Travel

Old Tombstones And Famous Graves? Yes, Please!

By Gwen Dawkins

As Halloween and Day of the Dead approach, it seems appropriate to spill the beans on one of my more unusual sightseeing activities: I love visiting graveyards! 

Some of my friends and family (husband and children especially) find this desire of mine to be not only macabre but also abhorrent. I don’t mean it to be. I like to visit cemeteries for the same reason I read obituaries of people I don’t know –– because I think individual lives deserve another look.

In truth, I am mainly only interested in old cemeteries. The kind in which the tombstones are so weathered and worn, you can’t always read the words anymore. I also love “unusual” cemeteries, such as those in ghost towns, or pioneer graveyards, or above ground, such as those in New Orleans, etc. And while visiting celebrity graves and tombs is not my true pastime, I do get a slight thrill when I run across them. 

How do you feel about this? Interesting or scary? Or pointless? Do share! Here are a few of the notable graves I’ve come across:

John Dillinger

The infamous gangster who terrorized the Mid-West, most notoriously during 1933 – 1934. He was on the FBI’s “Most Wanted” list until his capture and shooting by the FBI. He was born and raised in Indiana and interned along with other family members at the Crown Hill Cemetery in Indianapolis.

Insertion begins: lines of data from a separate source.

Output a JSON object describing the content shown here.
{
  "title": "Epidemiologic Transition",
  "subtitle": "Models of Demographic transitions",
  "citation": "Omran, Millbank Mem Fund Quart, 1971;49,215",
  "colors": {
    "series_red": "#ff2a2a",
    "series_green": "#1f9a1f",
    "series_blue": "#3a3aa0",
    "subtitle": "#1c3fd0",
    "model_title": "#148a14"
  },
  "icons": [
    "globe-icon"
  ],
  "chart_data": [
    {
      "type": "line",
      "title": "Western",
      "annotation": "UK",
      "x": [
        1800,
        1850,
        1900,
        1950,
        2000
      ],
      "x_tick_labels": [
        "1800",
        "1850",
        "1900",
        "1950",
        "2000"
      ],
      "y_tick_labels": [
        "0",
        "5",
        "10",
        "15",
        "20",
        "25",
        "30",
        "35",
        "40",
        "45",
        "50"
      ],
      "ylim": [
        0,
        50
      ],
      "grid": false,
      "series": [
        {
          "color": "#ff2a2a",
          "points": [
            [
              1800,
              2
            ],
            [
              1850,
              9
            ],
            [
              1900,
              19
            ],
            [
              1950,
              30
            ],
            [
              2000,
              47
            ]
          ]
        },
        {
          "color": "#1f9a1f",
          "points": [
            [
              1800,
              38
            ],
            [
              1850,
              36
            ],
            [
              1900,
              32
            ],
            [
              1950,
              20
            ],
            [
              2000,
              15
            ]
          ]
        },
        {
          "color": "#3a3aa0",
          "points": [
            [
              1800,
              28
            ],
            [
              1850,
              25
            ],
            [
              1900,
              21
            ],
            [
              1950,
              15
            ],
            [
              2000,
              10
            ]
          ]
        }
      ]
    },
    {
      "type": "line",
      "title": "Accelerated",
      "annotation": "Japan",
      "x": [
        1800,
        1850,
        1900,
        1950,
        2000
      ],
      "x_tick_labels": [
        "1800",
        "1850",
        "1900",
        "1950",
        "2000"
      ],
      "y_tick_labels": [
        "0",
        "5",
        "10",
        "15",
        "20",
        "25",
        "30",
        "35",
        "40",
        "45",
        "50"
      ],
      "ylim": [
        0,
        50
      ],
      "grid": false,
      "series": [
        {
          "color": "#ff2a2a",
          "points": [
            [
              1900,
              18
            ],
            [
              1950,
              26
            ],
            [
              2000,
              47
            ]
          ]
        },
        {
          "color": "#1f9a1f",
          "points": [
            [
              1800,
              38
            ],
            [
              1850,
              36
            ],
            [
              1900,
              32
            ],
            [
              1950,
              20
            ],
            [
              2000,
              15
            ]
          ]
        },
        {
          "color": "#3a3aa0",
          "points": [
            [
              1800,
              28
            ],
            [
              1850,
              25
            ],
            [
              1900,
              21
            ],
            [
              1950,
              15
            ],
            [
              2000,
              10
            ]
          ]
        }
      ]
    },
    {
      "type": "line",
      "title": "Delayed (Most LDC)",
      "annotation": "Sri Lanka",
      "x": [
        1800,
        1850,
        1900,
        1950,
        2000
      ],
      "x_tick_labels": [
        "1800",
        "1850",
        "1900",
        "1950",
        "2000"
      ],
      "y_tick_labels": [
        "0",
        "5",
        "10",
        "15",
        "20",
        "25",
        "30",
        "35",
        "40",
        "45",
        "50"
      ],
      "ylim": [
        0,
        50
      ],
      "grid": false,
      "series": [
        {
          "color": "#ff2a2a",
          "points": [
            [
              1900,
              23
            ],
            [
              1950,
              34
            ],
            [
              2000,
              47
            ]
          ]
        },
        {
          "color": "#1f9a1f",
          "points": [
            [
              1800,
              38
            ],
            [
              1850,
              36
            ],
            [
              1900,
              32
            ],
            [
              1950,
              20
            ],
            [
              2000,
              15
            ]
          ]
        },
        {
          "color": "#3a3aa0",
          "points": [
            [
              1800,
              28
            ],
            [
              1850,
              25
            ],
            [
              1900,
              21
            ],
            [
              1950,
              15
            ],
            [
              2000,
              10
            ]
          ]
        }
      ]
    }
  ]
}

An interesting fact about Dillinger’s grave is that it’s encased in two and a half tons of concrete as a defense against years of grave robbing and body snatching attempts! Johnny Depp offers a modern take on Dillinger’s dastardly deeds in the movie Public Enemy.

Jim Morrison

The Doors frontman, famously died young at the age of 27, officially, of a heart attack in the bathtub after a night out to dinner and a movie. He had moved to Paris to escape burnout and in an attempt to get clean from drugs and alcohol. But according to The End: Jim Morrison, by Sam Bernett, Jim was anything but clean and died from a heroin overdose on the toilet at the Rock n’ Roll Circus nightclub and was moved to his apartment to avoid a scandal. Morrison’s grave has been a popular tourist attraction for years, attracting an estimated 1.5 admirers each year.

In fact, the grave has endured many incarnations. Originally, lacking any official marker, a shield was placed over the grave. By 1973, it had been stolen. Ten years after Morrison’s death, a bust and simple headstone were placed over his grave. This, too, was vandalized over the years and eventually stolen. By the 1990s, Morrison’s family replaced the tombstone with a Greek epithet reading: KATA TON DAIMONA EAUTOY, which offers more controversy. Morrison’s father, who was studying Greek, chose the phrase. The literal translation means, “Against the demon within thyself.” However, most people speculate the intended meaning was, “True to his own spirit.” Ironically, both could be true when it came to the life of Jim Morrison. He is buried at Cimetiere du Père Lachaise.

Uncle Alfred’s Tombstone photo by Gwen Dawkins

Uncle Alfred

Alfred Jackson was born into slavery and lived at Andrew Jackson’s Hermitage in Nashville, Tennessee, longer than any other person. Alfred’s mother, Betty, served as the Jackson’s cook. At the same time, Alfred primarily worked with horses and wagons. He married and raised two children. When slavery ended in 1865, Alfred chose to stay on the plantation and took the Jackson name as his own last name. He became a tenant farmer and rented land from Andrew Jackson Jr.  When the Ladies’ Hermitage Association took over the property in 1889, Alfred continued working at the Hermitage as a caretaker and tour guide. Alfred made a deal with the ladies to be buried in the Jackson family graveyard in exchange for some Jackson family heirlooms that he had personally purchased. As a result, he rests adjacent to Andrew and Rachel Jackson’s. That’s a small slice of poetic justice.